A indire lo sciopero, che ha coinvolto anche i lavoratori folignati dell’Afam, sono state le organizzazioni sindacali Filcams Cgil, Fisascat Cisl e Uiltucs Uil, che hanno sottolineato come in alcune aziende e società l’adesione sia stata pressoché totale, “fermo restando – hanno, però, precisato – il rispetto della copertura dei servizi pubblici essenziali, come prevede la legge”. I due presidi umbri si sono tenuti davanti ai palazzi comunali delle due città capoluogo ed entrambi i sindaci, Vittoria Ferdinandi e Stefano Bandecchi, hanno incontrato i manifestanti, ascoltando le criticità e raccogliendone le istanze.

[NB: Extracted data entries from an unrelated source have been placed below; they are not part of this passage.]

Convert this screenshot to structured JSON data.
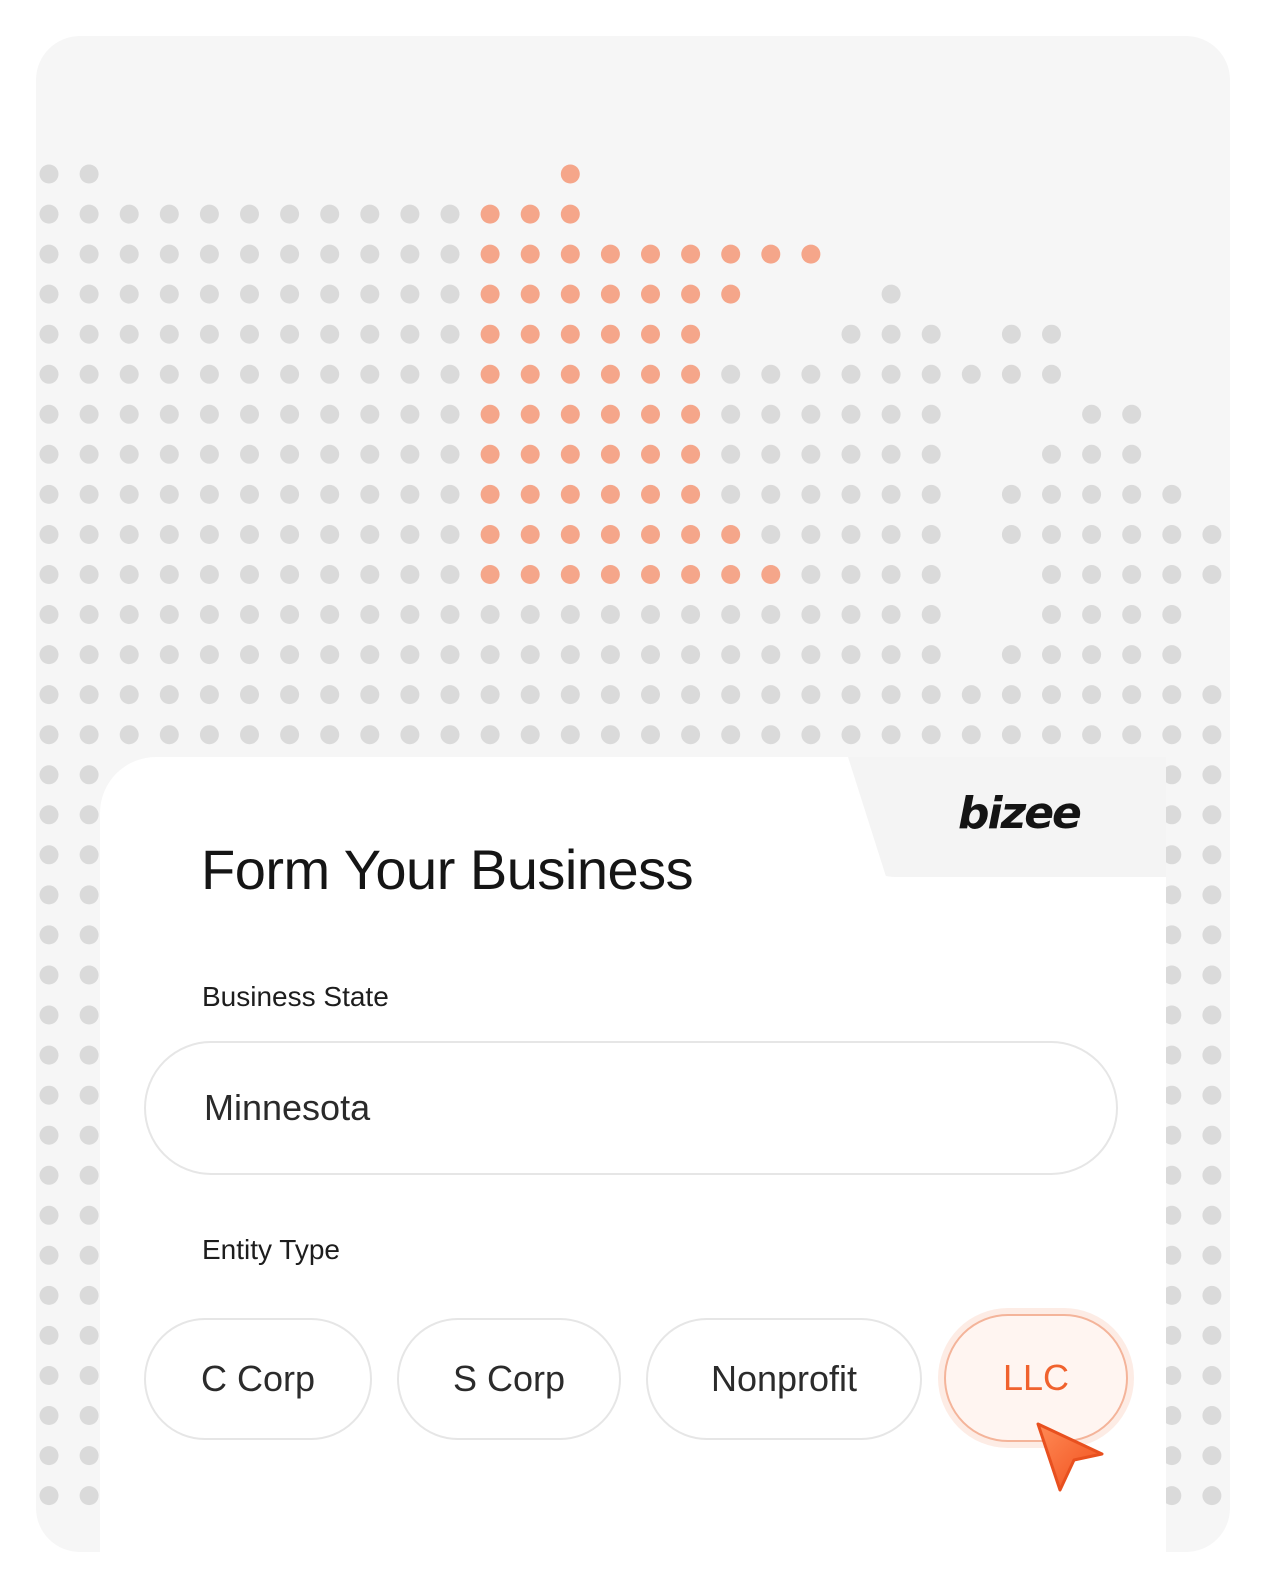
{
  "brand": {
    "logo_text": "bizee",
    "accent_color": "#f0622e",
    "dot_highlight_color": "#f5a68a",
    "dot_base_color": "#dadada"
  },
  "form": {
    "title": "Form Your Business",
    "business_state": {
      "label": "Business State",
      "value": "Minnesota"
    },
    "entity_type": {
      "label": "Entity Type",
      "options": [
        "C Corp",
        "S Corp",
        "Nonprofit",
        "LLC"
      ],
      "selected": "LLC"
    }
  },
  "map": {
    "highlighted_state": "Minnesota",
    "icon": "dot-matrix-us-map"
  },
  "cursor": {
    "icon": "pointer-arrow-icon"
  }
}
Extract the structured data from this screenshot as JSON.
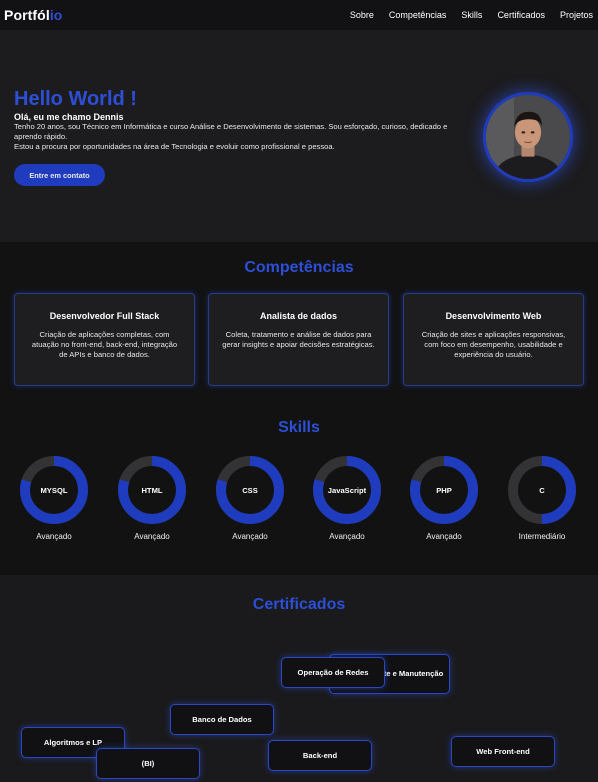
{
  "nav": {
    "logo_main": "Portfól",
    "logo_accent": "io",
    "links": [
      "Sobre",
      "Competências",
      "Skills",
      "Certificados",
      "Projetos"
    ]
  },
  "hero": {
    "title": "Hello World !",
    "subtitle": "Olá, eu me chamo Dennis",
    "lines": [
      "Tenho 20 anos, sou Técnico em Informática e curso Análise e Desenvolvimento de sistemas. Sou esforçado, curioso, dedicado e aprendo rápido.",
      "Estou a procura por oportunidades na área de Tecnologia e evoluir como profissional e pessoa."
    ],
    "button": "Entre em contato"
  },
  "competencias": {
    "title": "Competências",
    "cards": [
      {
        "title": "Desenvolvedor Full Stack",
        "desc": "Criação de aplicações completas, com atuação no front-end, back-end, integração de APIs e banco de dados."
      },
      {
        "title": "Analista de dados",
        "desc": "Coleta, tratamento e análise de dados para gerar insights e apoiar decisões estratégicas."
      },
      {
        "title": "Desenvolvimento Web",
        "desc": "Criação de sites e aplicações responsivas, com foco em desempenho, usabilidade e experiência do usuário."
      }
    ]
  },
  "skills": {
    "title": "Skills",
    "items": [
      {
        "name": "MYSQL",
        "level": "Avançado",
        "progress": 0.8
      },
      {
        "name": "HTML",
        "level": "Avançado",
        "progress": 0.8
      },
      {
        "name": "CSS",
        "level": "Avançado",
        "progress": 0.8
      },
      {
        "name": "JavaScript",
        "level": "Avançado",
        "progress": 0.8
      },
      {
        "name": "PHP",
        "level": "Avançado",
        "progress": 0.8
      },
      {
        "name": "C",
        "level": "Intermediário",
        "progress": 0.5
      }
    ]
  },
  "certificados": {
    "title": "Certificados",
    "items": [
      "Suporte e Manutenção",
      "Operação de Redes",
      "Banco de Dados",
      "Algoritmos e LP",
      "(BI)",
      "Back-end",
      "Web Front-end"
    ]
  },
  "colors": {
    "accent": "#2d4fd6",
    "ring_track": "#333336",
    "ring_fill": "#1f3cbf"
  }
}
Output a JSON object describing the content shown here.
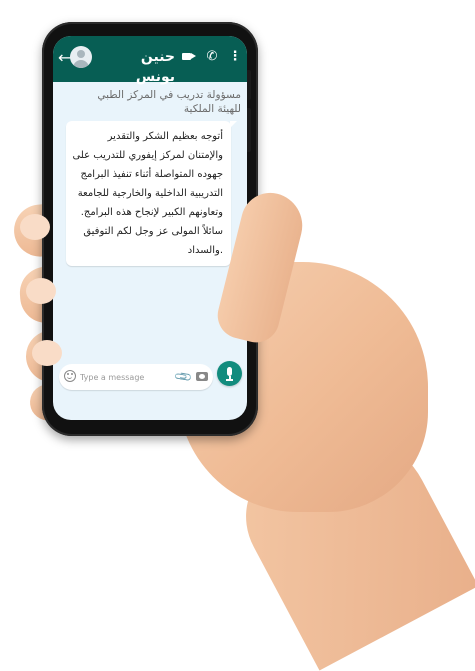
{
  "header": {
    "contact_name": "حنين يونس",
    "icons": [
      "back-arrow-icon",
      "avatar-icon",
      "video-call-icon",
      "phone-call-icon",
      "more-options-icon"
    ],
    "color": "#075e54"
  },
  "status": {
    "lines": [
      "مسؤولة تدريب في المركز الطبي",
      "للهيئة الملكية"
    ]
  },
  "message": {
    "lines": [
      "أتوجه بعظيم الشكر والتقدير",
      "والإمتنان لمركز إيفوري للتدريب على",
      "جهوده المتواصلة أثناء تنفيذ البرامج",
      "التدريبية الداخلية والخارجية للجامعة",
      "وتعاونهم الكبير لإنجاح هذه البرامج.",
      "سائلاً المولى عز وجل لكم التوفيق",
      ".والسداد"
    ]
  },
  "composer": {
    "placeholder": "Type a message",
    "value": "",
    "icons": [
      "emoji-icon",
      "attach-icon",
      "camera-icon",
      "mic-icon"
    ],
    "mic_color": "#128c7e"
  }
}
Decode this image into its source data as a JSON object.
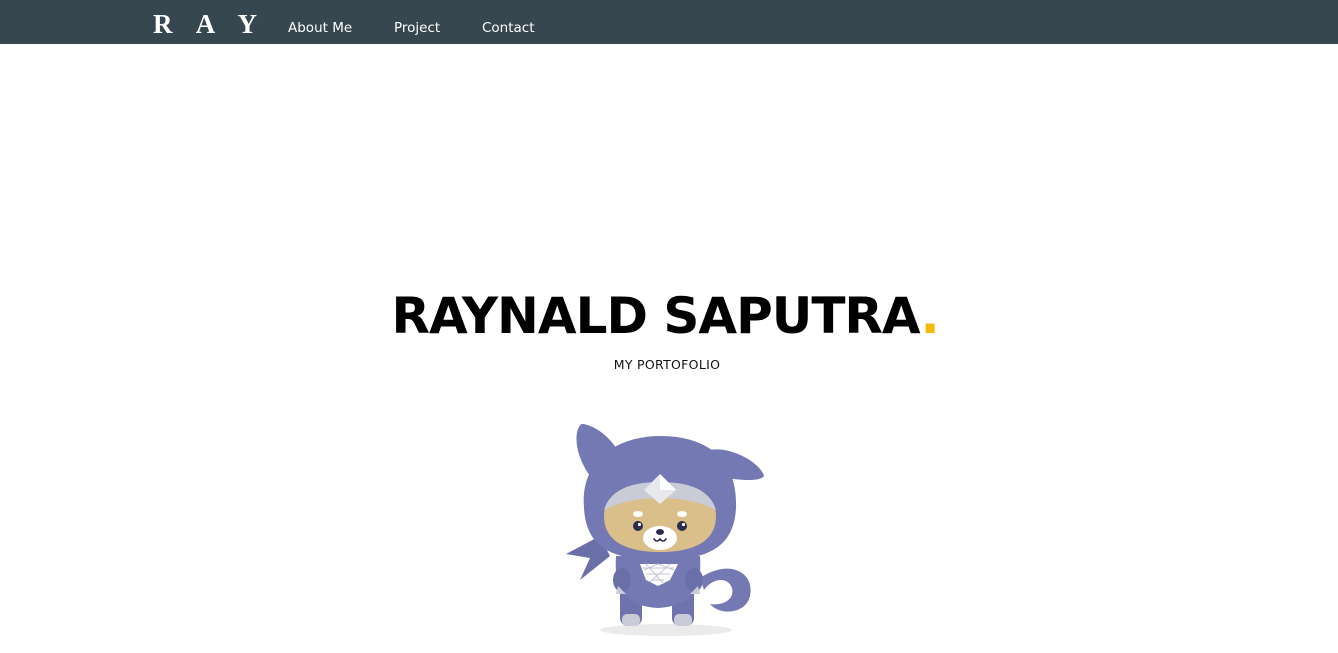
{
  "navbar": {
    "brand": "R A Y",
    "links": [
      {
        "label": "About Me"
      },
      {
        "label": "Project"
      },
      {
        "label": "Contact"
      }
    ]
  },
  "hero": {
    "name": "RAYNALD SAPUTRA",
    "accent_dot": ".",
    "subtitle": "MY PORTOFOLIO"
  },
  "colors": {
    "navbar_bg": "#37474f",
    "accent": "#f5b800",
    "mascot_body": "#7479b3"
  },
  "mascot": {
    "icon": "ninja-dog-mascot"
  }
}
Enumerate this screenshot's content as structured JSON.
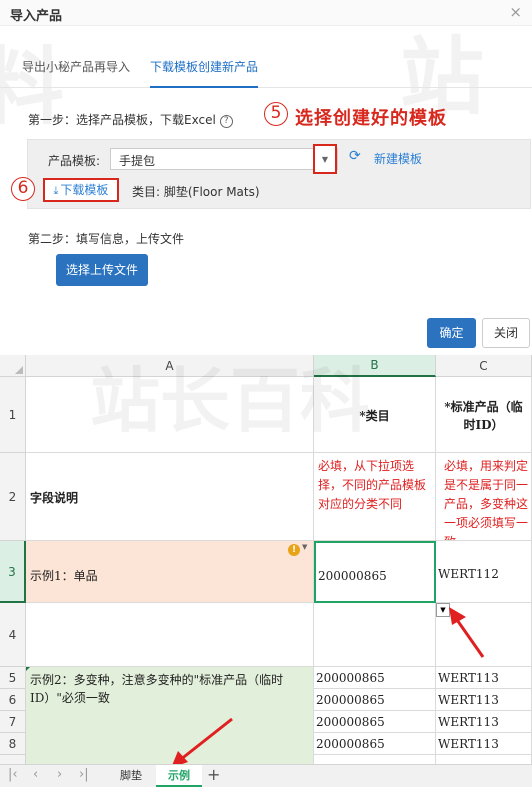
{
  "dialog": {
    "title": "导入产品",
    "close_icon": "close-icon",
    "tabs": [
      {
        "label": "导出小秘产品再导入",
        "active": false
      },
      {
        "label": "下载模板创建新产品",
        "active": true
      }
    ],
    "step1": "第一步：选择产品模板，下载Excel",
    "help_icon": "question-circle-icon",
    "annotation5": {
      "number": "⑤",
      "text": "选择创建好的模板"
    },
    "annotation6": {
      "number": "⑥"
    },
    "template_label": "产品模板:",
    "template_value": "手提包",
    "refresh_icon": "refresh-icon",
    "new_template_link": "新建模板",
    "download_button": "下载模板",
    "category": "类目: 脚垫(Floor Mats)",
    "step2": "第二步：填写信息，上传文件",
    "upload_button": "选择上传文件",
    "ok_button": "确定",
    "close_button": "关闭"
  },
  "sheet": {
    "columns": [
      "A",
      "B",
      "C"
    ],
    "selected_column": "B",
    "selected_row": "3",
    "row_numbers": [
      "1",
      "2",
      "3",
      "4",
      "5",
      "6",
      "7",
      "8"
    ],
    "header_b": "*类目",
    "header_c": "*标准产品（临时ID）",
    "row2": {
      "a": "字段说明",
      "b": "必填，从下拉项选择，不同的产品模板对应的分类不同",
      "c": "必填，用来判定是不是属于同一产品，多变种这一项必须填写一致"
    },
    "row3": {
      "a": "示例1：单品",
      "b": "200000865",
      "c": "WERT112"
    },
    "row5_a": "示例2：多变种，注意多变种的\"标准产品（临时ID）\"必须一致",
    "rows_5_8": [
      {
        "b": "200000865",
        "c": "WERT113"
      },
      {
        "b": "200000865",
        "c": "WERT113"
      },
      {
        "b": "200000865",
        "c": "WERT113"
      },
      {
        "b": "200000865",
        "c": "WERT113"
      }
    ],
    "warning_icon": "warning-circle-icon",
    "dropdown_icon": "dropdown-arrow-icon",
    "tabs": [
      {
        "label": "脚垫",
        "active": false
      },
      {
        "label": "示例",
        "active": true
      }
    ],
    "add_sheet": "+",
    "nav_icons": [
      "first-sheet-icon",
      "prev-sheet-icon",
      "next-sheet-icon",
      "last-sheet-icon"
    ],
    "colors": {
      "row3_fill": "#fce4d6",
      "example2_fill": "#e2efda",
      "note_text": "#e02020",
      "selected": "#217346"
    }
  }
}
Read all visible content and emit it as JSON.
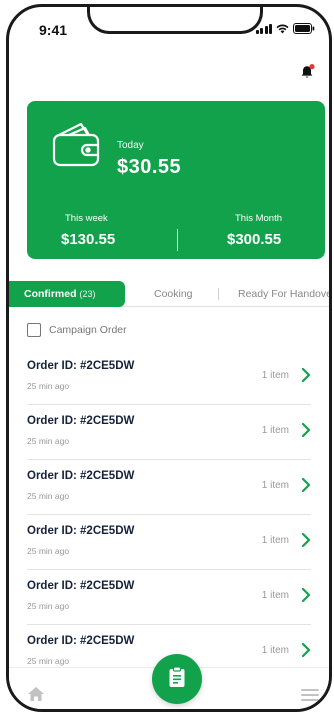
{
  "status_bar": {
    "time": "9:41"
  },
  "card": {
    "today_label": "Today",
    "today_value": "$30.55",
    "week_label": "This week",
    "week_value": "$130.55",
    "month_label": "This Month",
    "month_value": "$300.55",
    "color": "#12a24c"
  },
  "tabs": [
    {
      "label": "Confirmed",
      "count": "(23)",
      "active": true
    },
    {
      "label": "Cooking",
      "active": false
    },
    {
      "label": "Ready For Handover",
      "active": false
    }
  ],
  "campaign": {
    "label": "Campaign Order",
    "checked": false
  },
  "orders": [
    {
      "id": "Order ID: #2CE5DW",
      "time": "25 min ago",
      "count": "1 item"
    },
    {
      "id": "Order ID: #2CE5DW",
      "time": "25 min ago",
      "count": "1 item"
    },
    {
      "id": "Order ID: #2CE5DW",
      "time": "25 min ago",
      "count": "1 item"
    },
    {
      "id": "Order ID: #2CE5DW",
      "time": "25 min ago",
      "count": "1 item"
    },
    {
      "id": "Order ID: #2CE5DW",
      "time": "25 min ago",
      "count": "1 item"
    },
    {
      "id": "Order ID: #2CE5DW",
      "time": "25 min ago",
      "count": "1 item"
    }
  ],
  "icons": {
    "bell": "bell-icon",
    "wallet": "wallet-icon",
    "chevron": "chevron-right-icon",
    "home": "home-icon",
    "menu": "menu-icon",
    "fab": "clipboard-icon"
  },
  "colors": {
    "accent": "#12a24c",
    "notification_dot": "#e53935",
    "text_dark": "#16213a"
  }
}
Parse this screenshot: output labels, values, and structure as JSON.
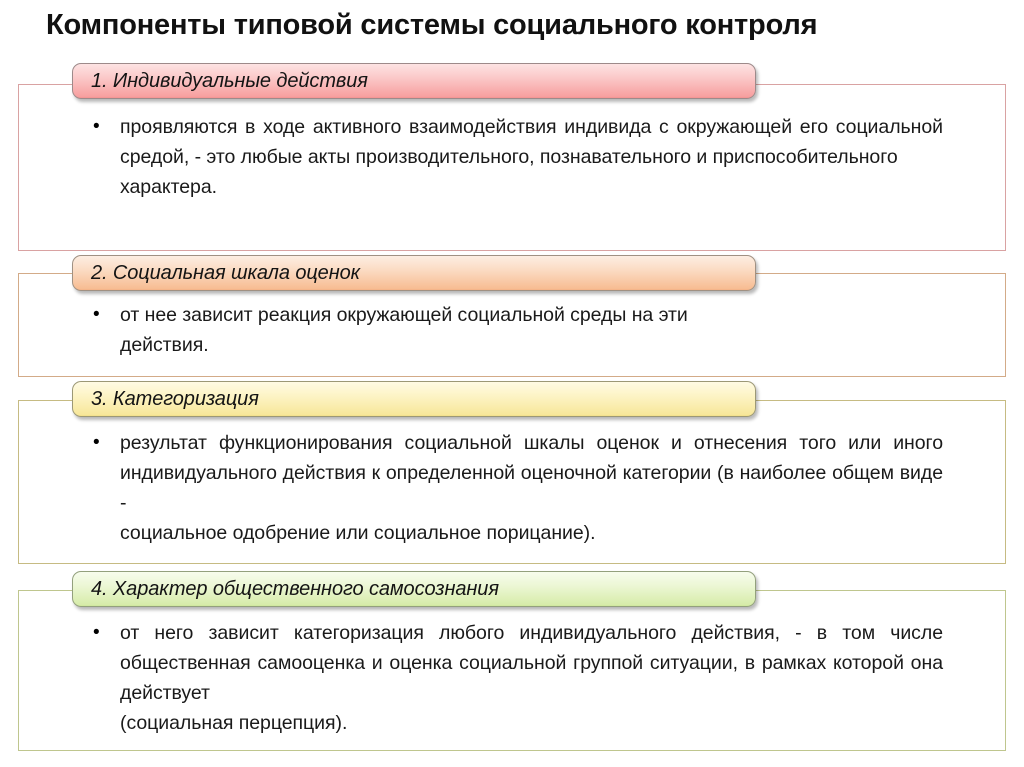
{
  "slide": {
    "title": "Компоненты типовой системы социального контроля",
    "sections": [
      {
        "header": "1. Индивидуальные действия",
        "accent": "#f79f9f",
        "border": "#d9a2a2",
        "body_main": "проявляются в ходе активного взаимодействия индивида с окружающей его социальной средой, - это любые акты производительного, познавательного и приспособительного",
        "body_last": "характера."
      },
      {
        "header": "2. Социальная шкала оценок",
        "accent": "#f7bd93",
        "border": "#d3ab88",
        "body_main": "от нее зависит реакция окружающей социальной среды на эти",
        "body_last": "действия."
      },
      {
        "header": "3. Категоризация",
        "accent": "#f7e79a",
        "border": "#c6bb83",
        "body_main": "результат функционирования социальной шкалы оценок и отнесения того или иного индивидуального действия к определенной оценочной категории (в наиболее общем виде -",
        "body_last": "социальное одобрение или социальное порицание)."
      },
      {
        "header": "4. Характер общественного самосознания",
        "accent": "#d7ecaa",
        "border": "#bfc68e",
        "body_main": "от него зависит категоризация любого индивидуального действия, - в том числе общественная самооценка и оценка социальной группой ситуации, в рамках которой она действует",
        "body_last": "(социальная перцепция)."
      }
    ]
  }
}
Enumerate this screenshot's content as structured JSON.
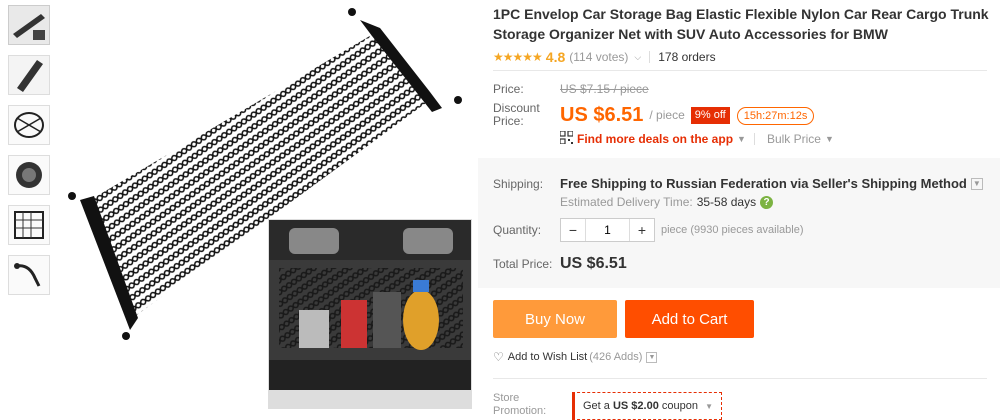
{
  "product": {
    "title": "1PC Envelop Car Storage Bag Elastic Flexible Nylon Car Rear Cargo Trunk Storage Organizer Net with SUV Auto Accessories for BMW",
    "stars": "★★★★★",
    "rating": "4.8",
    "votes": "(114 votes)",
    "orders": "178 orders"
  },
  "price": {
    "label": "Price:",
    "original": "US $7.15 / piece",
    "discount_label_1": "Discount",
    "discount_label_2": "Price:",
    "current": "US $6.51",
    "per": "/ piece",
    "off_badge": "9% off",
    "timer": "15h:27m:12s"
  },
  "deals": {
    "link": "Find more deals on the app",
    "bulk": "Bulk Price"
  },
  "shipping": {
    "label": "Shipping:",
    "text": "Free Shipping to Russian Federation via Seller's Shipping Method",
    "delivery_label": "Estimated Delivery Time:",
    "delivery_days": "35-58 days"
  },
  "quantity": {
    "label": "Quantity:",
    "minus": "−",
    "value": "1",
    "plus": "+",
    "available": "piece (9930 pieces available)"
  },
  "total": {
    "label": "Total Price:",
    "value": "US $6.51"
  },
  "actions": {
    "buy_now": "Buy Now",
    "add_to_cart": "Add to Cart",
    "wish": "Add to Wish List",
    "wish_count": "(426 Adds)"
  },
  "promotion": {
    "label_1": "Store",
    "label_2": "Promotion:",
    "coupon_prefix": "Get a ",
    "coupon_amount": "US $2.00",
    "coupon_suffix": " coupon"
  },
  "colors": {
    "price_orange": "#ff6600",
    "badge_red": "#e62e04",
    "buy_now_bg": "#ff9a3a",
    "cart_bg": "#ff4e00",
    "star": "#f5a623"
  },
  "icons": [
    "heart-icon",
    "qr-code-icon",
    "chevron-down-icon",
    "question-icon"
  ]
}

“La partecipazione massiccia da parte dei nostri colleghi – hanno sottolineato i farmacisti delegati delle Rsa, Riccardo Dentini (Filcams), Gabriele Moretti (Fisascat) e Marco Cacioni (Uiltcus), in piazza IV Novembre a Perugia – è un segnale molto importante verso Assofarm, affinché riapra le trattative”. Per le forze sociali lo scontro si sarebbe potuto evitare “se ci fosse stato un minimo di buon senso, dando risposte – hanno sottolineato – a tutti i nostri colleghi che quotidianamente offrono servizi ai cittadini sempre più essenziali e strategici”.
In particolare, i farmacisti dipendenti e i sindacati chiedono “un adeguamento economico immediato e dignitoso, a fronte di retribuzioni bloccate da tempo e un costo della vita in continua crescita; la valorizzazione della professionalità, anche alla luce dell’ampliamento delle funzioni delle farmacie (screening, vaccinazioni, farmacia dei servizi), che hanno aumentato responsabilità e carichi di lavoro senza alcun riconoscimento normativo ed economico; e, infine, la tutela e attrattività del settore da parte dei giovani, impossibile oggi senza condizioni contrattuali stabili e adeguate”. “A rischio – hanno concluso Dentini, Moretti e Cacioni – c’è la qualità stessa del servizio sanitario di prossimità”.